Prof. Dr. Saša Brajević
Visualization of Triumph: The Painted Cycle in the Church of Our Lady of the Rocks

Dr. Milena Ulčar
Body and Suffering in Early Modern Perast – Reliquaries from the St. Nicholas Church

Milena Mazarak
Altarpieces by Venetian Baroque and Late Baroque Artists in Boka Kotorska

Jasminka Grgurević
The Wreath on the Šestokrilović Palace in Perast as a Testimony of the Past and a Symbol of a New Era
Moderator: Dr. Maja Vasiljević

V. Vegetation, Climate, Space, Human Nutrition, Music, Health, Diseases, Epidemics, Migrations: Quo Vadis Mediterraneum?

Mag. Janko Paunović
On the Right of Dowry (dos, perchivium) in the Kotor Statute, Printed in 1616 in Venice

Prof. Dr. Marko Rimac
Establishment of Authority and (Re)colonization of Venetian Boka after 1689

Dr. Maja Katušić
Kotor and Boka Kotorska in Light of Pre-modern Migration Processes (18th Century)

Mag. Blažo Kažanegra
The Fortification System in Paštrovići for Defense against Conquests and Ravages in the Period from the 16th to the 18th Century

Dr. Maja Vasiljević
Establishment of Music Schools in Boka Kotorska as a Meeting Point of Military, Church, Artistic, and Popular Music History and Practice
Moderator: Prof. Dr. Haris Dajč

 

 

Prof. Dr.
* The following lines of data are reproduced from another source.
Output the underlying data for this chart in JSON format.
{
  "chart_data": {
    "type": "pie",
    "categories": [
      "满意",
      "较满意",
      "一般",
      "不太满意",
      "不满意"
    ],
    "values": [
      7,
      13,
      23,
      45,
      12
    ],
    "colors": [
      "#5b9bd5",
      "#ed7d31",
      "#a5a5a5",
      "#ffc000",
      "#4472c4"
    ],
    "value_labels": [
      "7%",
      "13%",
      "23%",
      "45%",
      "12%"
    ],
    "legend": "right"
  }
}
Egidio Ivetić is a Full Professor of Early Modern History at the University of Padua and the director of the Institute for the History of Venice at the Giorgio Cini Foundation in Venice. Among his published works are History of the Adriatic (2021, Belgrade, Arhipelag), History of the Adriatic (2022, Cambridge, Polity), Este/Oeste. La frontera dentro de Europa (2024, Madrid, Alianza Editorial), and Sud/Nord. La frontiera globale nel Mediterraneo (2024, Bologna, Il Mulino).
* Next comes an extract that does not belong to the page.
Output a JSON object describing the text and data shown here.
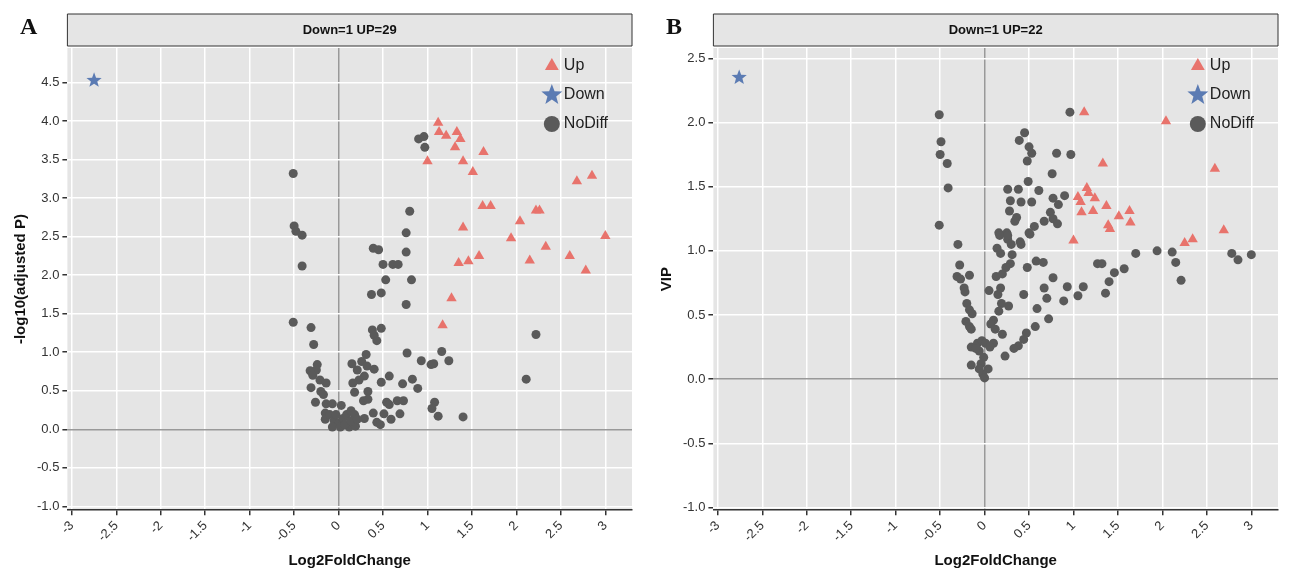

Don Robert Tonsati, the Chancellor of the Kotor Diocese, completed his secondary education at the Diocesan Classical Gymnasium and Paulinum Seminary in Subotica. He earned his Philosophical-theological Studies degree in 2007 at the Catholic Theological Faculty in Zagreb. Following his ordination as a deacon (2007) and priest (2008), Don Robert Tonsati served as a pastor in the parishes of Bogdašići and Lepetani within the Kotor Diocese. He graduated and obtained a master’s degree in Church History from the Faculty of Church History and Cultural Heritage of the Church at the Pontifical Gregorian University in Rome. Additionally, he holds a diploma in Archival Studies from the Vatican School of Palaeography, Diplomatics, and Archivistics. Don Robert Tonsati is currently preparing his doctoral dissertation with a focus on issues of wealth and poverty in the Church of the second and third centuries.